The development of portable, cost-effective solutions for on-site sensing requires spectroscopy systems that use neither expensive nor bulky instruments. On-chip spectrometers are good candidates due to their inherent low cost, but they typically suffer from a limited spectral resolution or operating bandwidth, or they need sophisticated optical coupling methods to couple light into sub-micron-scale waveguides.

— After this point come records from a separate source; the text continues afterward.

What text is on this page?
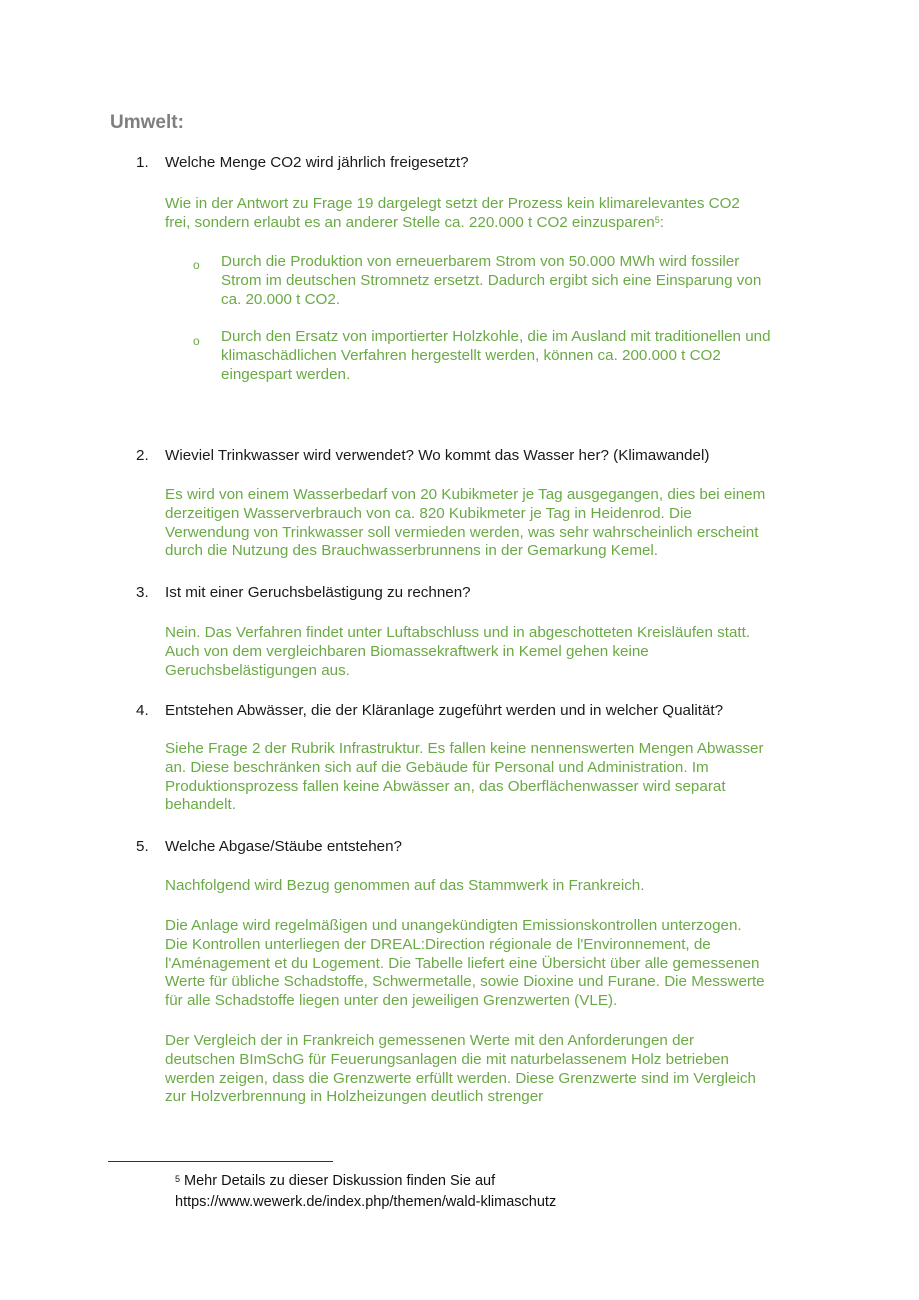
Umwelt:
1. Welche Menge CO2 wird jährlich freigesetzt?
Wie in der Antwort zu Frage 19 dargelegt setzt der Prozess kein klimarelevantes CO2
frei, sondern erlaubt es an anderer Stelle ca. 220.000 t CO2 einzusparen$^5$:
o Durch die Produktion von erneuerbarem Strom von 50.000 MWh wird fossiler
Strom im deutschen Stromnetz ersetzt. Dadurch ergibt sich eine Einsparung von
ca. 20.000 t CO2.
o Durch den Ersatz von importierter Holzkohle, die im Ausland mit traditionellen und
klimaschädlichen Verfahren hergestellt werden, können ca. 200.000 t CO2
eingespart werden.
2. Wieviel Trinkwasser wird verwendet? Wo kommt das Wasser her? (Klimawandel)
Es wird von einem Wasserbedarf von 20 Kubikmeter je Tag ausgegangen, dies bei einem
derzeitigen Wasserverbrauch von ca. 820 Kubikmeter je Tag in Heidenrod. Die
Verwendung von Trinkwasser soll vermieden werden, was sehr wahrscheinlich erscheint
durch die Nutzung des Brauchwasserbrunnens in der Gemarkung Kemel.
3. Ist mit einer Geruchsbelästigung zu rechnen?
Nein. Das Verfahren findet unter Luftabschluss und in abgeschotteten Kreisläufen statt.
Auch von dem vergleichbaren Biomassekraftwerk in Kemel gehen keine
Geruchsbelästigungen aus.
4. Entstehen Abwässer, die der Kläranlage zugeführt werden und in welcher Qualität?
Siehe Frage 2 der Rubrik Infrastruktur. Es fallen keine nennenswerten Mengen Abwasser
an. Diese beschränken sich auf die Gebäude für Personal und Administration. Im
Produktionsprozess fallen keine Abwässer an, das Oberflächenwasser wird separat
behandelt.
5. Welche Abgase/Stäube entstehen?
Nachfolgend wird Bezug genommen auf das Stammwerk in Frankreich.
Die Anlage wird regelmäßigen und unangekündigten Emissionskontrollen unterzogen.
Die Kontrollen unterliegen der DREAL:Direction régionale de l'Environnement, de
l'Aménagement et du Logement. Die Tabelle liefert eine Übersicht über alle gemessenen
Werte für übliche Schadstoffe, Schwermetalle, sowie Dioxine und Furane. Die Messwerte
für alle Schadstoffe liegen unter den jeweiligen Grenzwerten (VLE).
Der Vergleich der in Frankreich gemessenen Werte mit den Anforderungen der
deutschen BImSchG für Feuerungsanlagen die mit naturbelassenem Holz betrieben
werden zeigen, dass die Grenzwerte erfüllt werden. Diese Grenzwerte sind im Vergleich
zur Holzverbrennung in Holzheizungen deutlich strenger
$^5$ Mehr Details zu dieser Diskussion finden Sie auf
https://www.wewerk.de/index.php/themen/wald-klimaschutz
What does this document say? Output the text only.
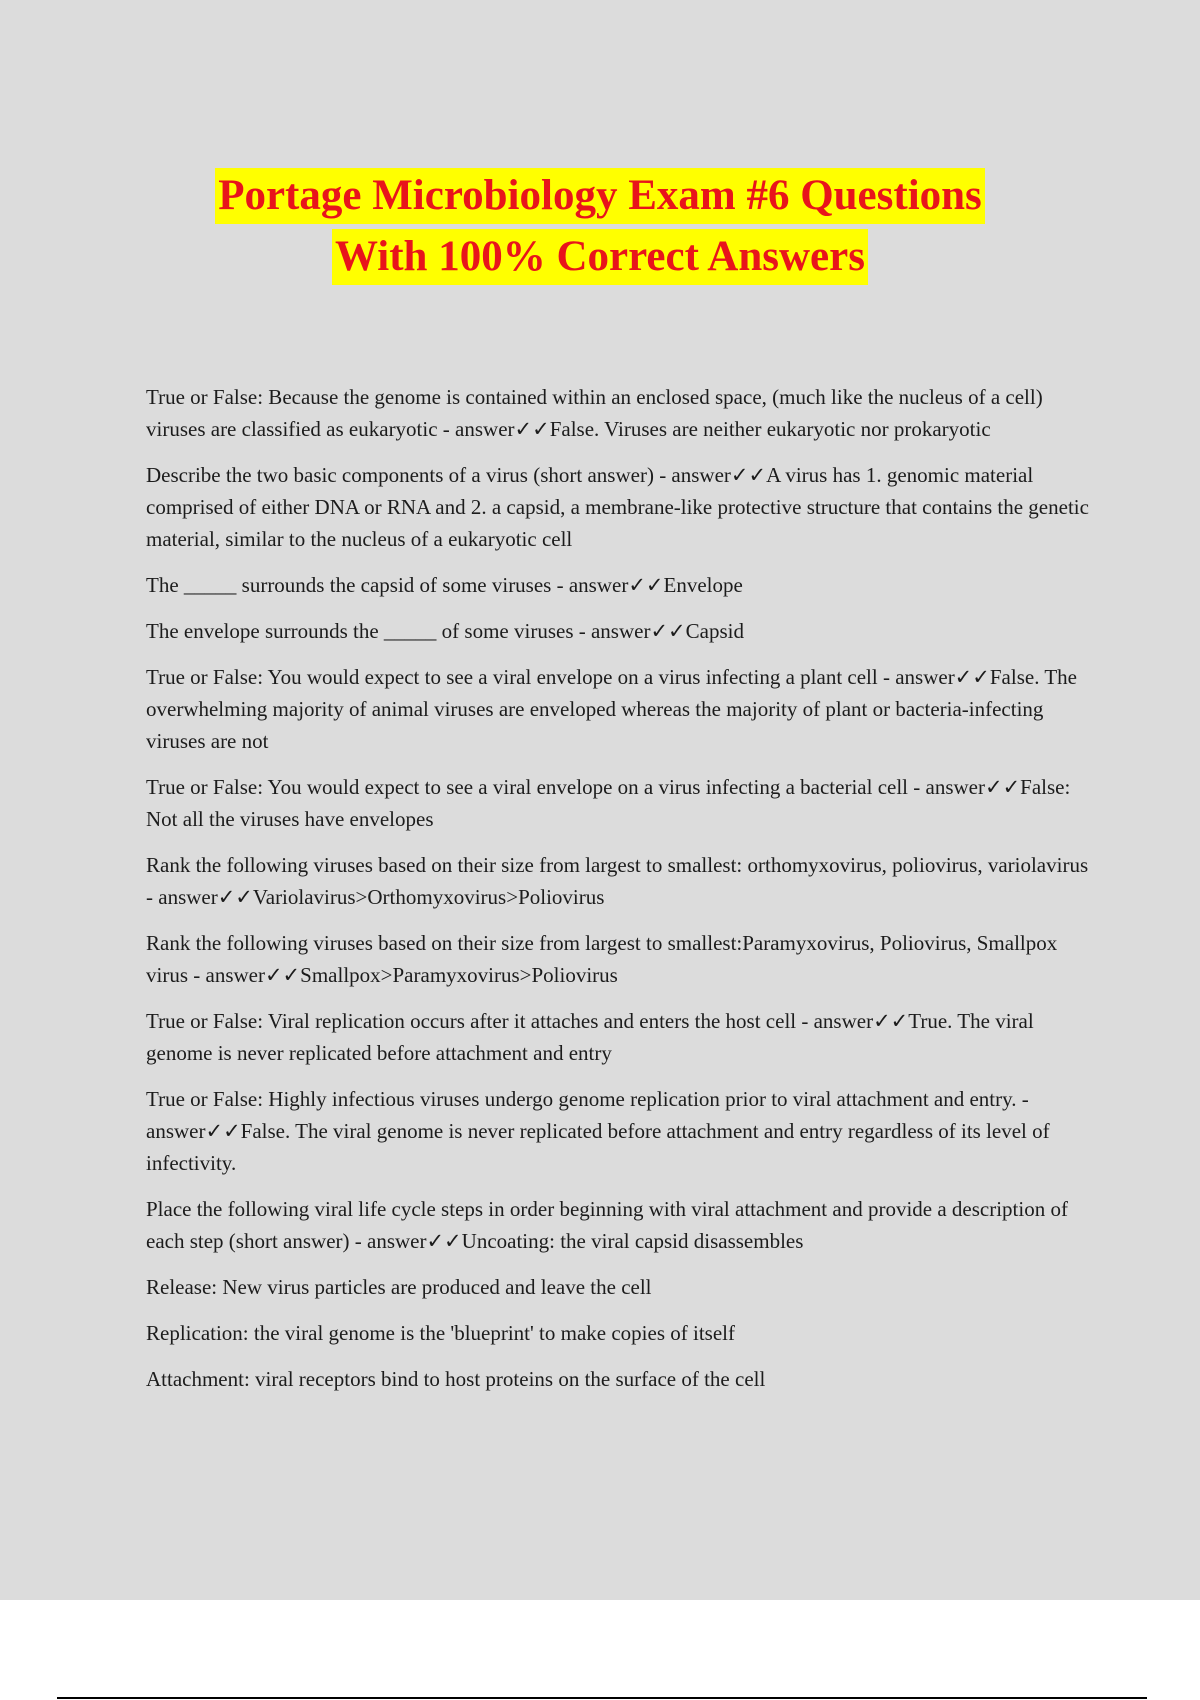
Portage Microbiology Exam #6 Questions
With 100% Correct Answers

True or False: Because the genome is contained within an enclosed space, (much like the nucleus of a cell) viruses are classified as eukaryotic - answer✓✓False. Viruses are neither eukaryotic nor prokaryotic

Describe the two basic components of a virus (short answer) - answer✓✓A virus has 1. genomic material comprised of either DNA or RNA and 2. a capsid, a membrane-like protective structure that contains the genetic material, similar to the nucleus of a eukaryotic cell

The _____ surrounds the capsid of some viruses - answer✓✓Envelope

The envelope surrounds the _____ of some viruses - answer✓✓Capsid

True or False: You would expect to see a viral envelope on a virus infecting a plant cell - answer✓✓False. The overwhelming majority of animal viruses are enveloped whereas the majority of plant or bacteria-infecting viruses are not

True or False: You would expect to see a viral envelope on a virus infecting a bacterial cell - answer✓✓False: Not all the viruses have envelopes

Rank the following viruses based on their size from largest to smallest: orthomyxovirus, poliovirus, variolavirus - answer✓✓Variolavirus>Orthomyxovirus>Poliovirus

Rank the following viruses based on their size from largest to smallest:Paramyxovirus, Poliovirus, Smallpox virus - answer✓✓Smallpox>Paramyxovirus>Poliovirus

True or False: Viral replication occurs after it attaches and enters the host cell - answer✓✓True. The viral genome is never replicated before attachment and entry

True or False: Highly infectious viruses undergo genome replication prior to viral attachment and entry. - answer✓✓False. The viral genome is never replicated before attachment and entry regardless of its level of infectivity.

Place the following viral life cycle steps in order beginning with viral attachment and provide a description of each step (short answer) - answer✓✓Uncoating: the viral capsid disassembles

Release: New virus particles are produced and leave the cell

Replication: the viral genome is the 'blueprint' to make copies of itself

Attachment: viral receptors bind to host proteins on the surface of the cell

In this Optics Letters article, R. Li and coworkers effectively exploit the combination of subwavelength gratings with plasmonic nanostructures to realize an ultra-compact, broadband on-chip spectrometer with a very high resolution. The device integrates 28 individual subwavelength plasmonic grating filters in a footprint of less than 1.5 mm2, providing a spectral resolution as high as 10 nm over a near-infrared (IR) operation bandwidth of 270 nm. An accuracy comparable to that of conventional Fourier Transform IR spectroscopy is achieved thanks to a post-processing numerical method compensating for spurious side peaks in the transmission spectrum of each plasmonic filter. The optical transmission pattern of the entire filter array can be also acquired through a CCD camera, enabling the monitoring of all optical wavelengths simultaneously. Neither moving elements nor critical optical alignment systems are employed, thus improving the system reliability and simplifying measurement operations.
The result is a spectrometer that is ultracompact, cost-effective, broad-band, high-resolution, reliable, robust and easy to use… definitely promising for future portable IR spectroscopy systems.